Celebrating the people, stories and ideas at the heart of science.
The British Science Festival is Europe’s longest standing science Festival, travelling to a different place in the United Kingdom each year. Our Festival aims to connect people with scientists, engineers, technologists and social scientists.
Each year, we bring an inspiring programme of free events to the public over four or five days, bursting with exciting opportunities to get involved in. Our talks, workshops and drop-in events span a diverse range of subjects that encompass science in the broadest sense, promising something for everyone.
The British Science Association and the University of East London (UEL) are pleased to announce that the British Science Festival in 2024 will take place in London across four days. The Festival will be held between Wednesday 11 – Sunday 15 September.
Hannah Russell, Chief Executive of the British Science Association, says:
“We’re delighted to bring the British Science Festival 2024 to London. It’s been over 20 years since the Festival has been hosted in the capital – we’re excited to be returning and showcasing a range of cutting-edge science to residents in East London.
“We’re also thrilled to be hosted by such a future-focused, forward-thinking institution. UEL’s vibrant community and commitment to supporting their students and staff to have a positive impact on the world chimes extremely well with Festival’s values. We can’t wait to start working on the programme.”

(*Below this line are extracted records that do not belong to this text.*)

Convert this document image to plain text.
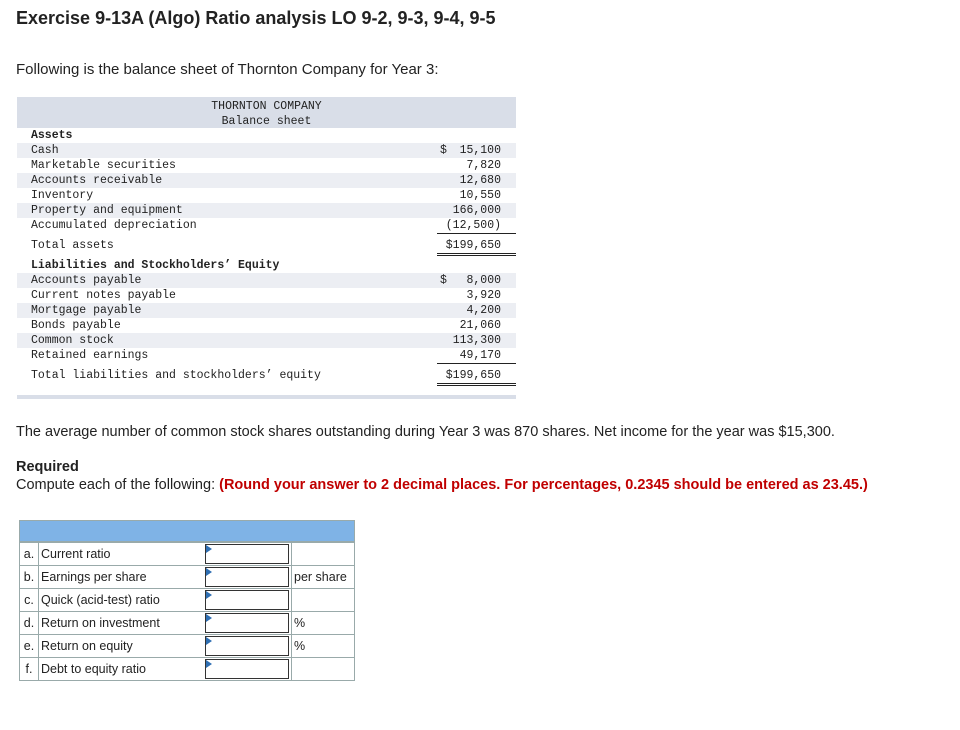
Exercise 9-13A (Algo) Ratio analysis LO 9-2, 9-3, 9-4, 9-5
Following is the balance sheet of Thornton Company for Year 3:
THORNTON COMPANY
Balance sheet
Assets
Cash	$ 15,100
Marketable securities	7,820
Accounts receivable	12,680
Inventory	10,550
Property and equipment	166,000
Accumulated depreciation	(12,500)
Total assets	$199,650
Liabilities and Stockholders’ Equity
Accounts payable	$ 8,000
Current notes payable	3,920
Mortgage payable	4,200
Bonds payable	21,060
Common stock	113,300
Retained earnings	49,170
Total liabilities and stockholders’ equity	$199,650
The average number of common stock shares outstanding during Year 3 was 870 shares. Net income for the year was $15,300.
Required
Compute each of the following: (Round your answer to 2 decimal places. For percentages, 0.2345 should be entered as 23.45.)
a. Current ratio
b. Earnings per share	per share
c. Quick (acid-test) ratio
d. Return on investment	%
e. Return on equity	%
f. Debt to equity ratio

Professor Amanda Broderick, UEL Vice-Chancellor and President, says:
“The University of East London looks forward to being, in 2024, the first London-based institution in nearly a quarter century to host the British Science Festival. Our University is one of the most diverse and socially inclusive in UK higher education, and our home London borough of Newham is among the most multicultural, youngest and fastest growing regions in Europe.

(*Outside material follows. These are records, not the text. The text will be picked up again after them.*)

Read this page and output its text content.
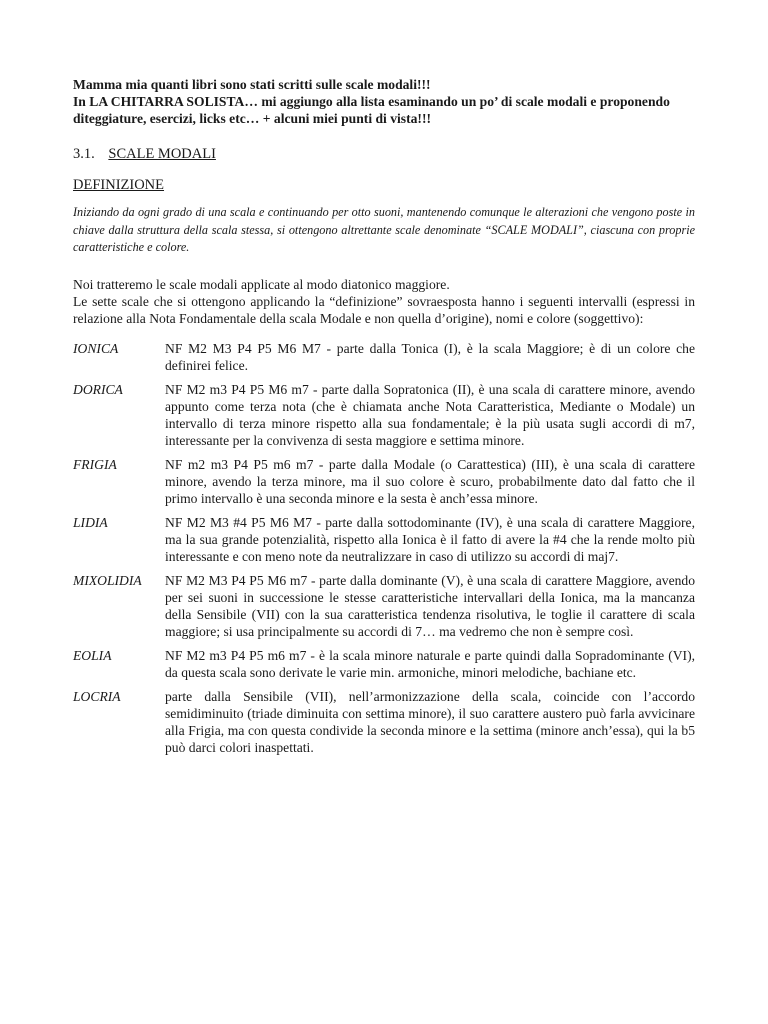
Mamma mia quanti libri sono stati scritti sulle scale modali!!!

In LA CHITARRA SOLISTA… mi aggiungo alla lista esaminando un po’ di scale modali e proponendo diteggiature, esercizi, licks etc… + alcuni miei punti di vista!!!

3.1. SCALE MODALI
DEFINIZIONE
Iniziando da ogni grado di una scala e continuando per otto suoni, mantenendo comunque le alterazioni che vengono poste in chiave dalla struttura della scala stessa, si ottengono altrettante scale denominate “SCALE MODALI”, ciascuna con proprie caratteristiche e colore.

Noi tratteremo le scale modali applicate al modo diatonico maggiore.

Le sette scale che si ottengono applicando la “definizione” sovraesposta hanno i seguenti intervalli (espressi in relazione alla Nota Fondamentale della scala Modale e non quella d’origine), nomi e colore (soggettivo):

IONICA	NF M2 M3 P4 P5 M6 M7 - parte dalla Tonica (I), è la scala Maggiore; è di un colore che definirei felice.
DORICA	NF M2 m3 P4 P5 M6 m7 - parte dalla Sopratonica (II), è una scala di carattere minore, avendo appunto come terza nota (che è chiamata anche Nota Caratteristica, Mediante o Modale) un intervallo di terza minore rispetto alla sua fondamentale; è la più usata sugli accordi di m7, interessante per la convivenza di sesta maggiore e settima minore.
FRIGIA	NF m2 m3 P4 P5 m6 m7 - parte dalla Modale (o Carattestica) (III), è una scala di carattere minore, avendo la terza minore, ma il suo colore è scuro, probabilmente dato dal fatto che il primo intervallo è una seconda minore e la sesta è anch’essa minore.
LIDIA	NF M2 M3 #4 P5 M6 M7 - parte dalla sottodominante (IV), è una scala di carattere Maggiore, ma la sua grande potenzialità, rispetto alla Ionica è il fatto di avere la #4 che la rende molto più interessante e con meno note da neutralizzare in caso di utilizzo su accordi di maj7.
MIXOLIDIA	NF M2 M3 P4 P5 M6 m7 - parte dalla dominante (V), è una scala di carattere Maggiore, avendo per sei suoni in successione le stesse caratteristiche intervallari della Ionica, ma la mancanza della Sensibile (VII) con la sua caratteristica tendenza risolutiva, le toglie il carattere di scala maggiore; si usa principalmente su accordi di 7… ma vedremo che non è sempre così.
EOLIA	NF M2 m3 P4 P5 m6 m7 - è la scala minore naturale e parte quindi dalla Sopradominante (VI), da questa scala sono derivate le varie min. armoniche, minori melodiche, bachiane etc.
LOCRIA	parte dalla Sensibile (VII), nell’armonizzazione della scala, coincide con l’accordo semidiminuito (triade diminuita con settima minore), il suo carattere austero può farla avvicinare alla Frigia, ma con questa condivide la seconda minore e la settima (minore anch’essa), qui la b5 può darci colori inaspettati.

“We share common goals with the British Science Association: to enhance engagement between science and our communities, developing citizen scientists and better connecting those under-represented in our society. Hosting the British Science Festival will allow us to offer these opportunities while showcasing the research being carried out by our University in support of a fairer and more sustainable world.
“As the Chair of London Higher, I am proud of the vibrancy, variety and impact of the London scientific eco-system as a whole and welcome working with colleagues and institutions across London to celebrate the many strengths and opportunities of our global capital through the forum of the British Science Festival.”
The history of the Festival
The British Science Festival is the longest-standing science Festival in the UK. Organised by the British Science Association, it grew out of the tradition of the annual meetings of the Association – first held in York in 1831, and annually at cities across the UK, and further afield, ever since – bringing scientists together to discuss their ground-breaking work with one another, across scientific disciplines, and, crucially, with the general public.
It was at these annual meetings that major scientific advances were announced: Joule’s experiments on the mechanical equivalent of heat in the 1840s; Bessemer’s steel process (1856); the discovery of the first of the inert gases, Argon, by Rayleigh and Ramsay (1894); the first public demonstration of wireless transmission over a few hundred yards by Sir Oliver Lodge (1894); and J.J. Thomson’s discovery of the electron (1899). It was at these meetings that the term ‘scientist’ was coined, and the ‘dinosaur’ named.
The annual meetings were designed to engender discussion and debate. Perhaps the best remembered of all was at Oxford in 1860: Darwin’s ‘The Origin of Species’ had been published in 1859, but his health was not good enough to allow him to go to the Oxford meeting. Darwin’s ‘bulldog’, T.H. Huxley, was there, though, and brilliantly debated Darwinism with Samuel Wilberforce, Lord Bishop of Oxford who was Vice President of the Association at the time.
The British Science Festival has inspired the growth of countless other science festivals – from large and established ones (Cheltenham, Edinburgh and Manchester) to smaller and newer events (Aberdeen, Brighton and Winchester).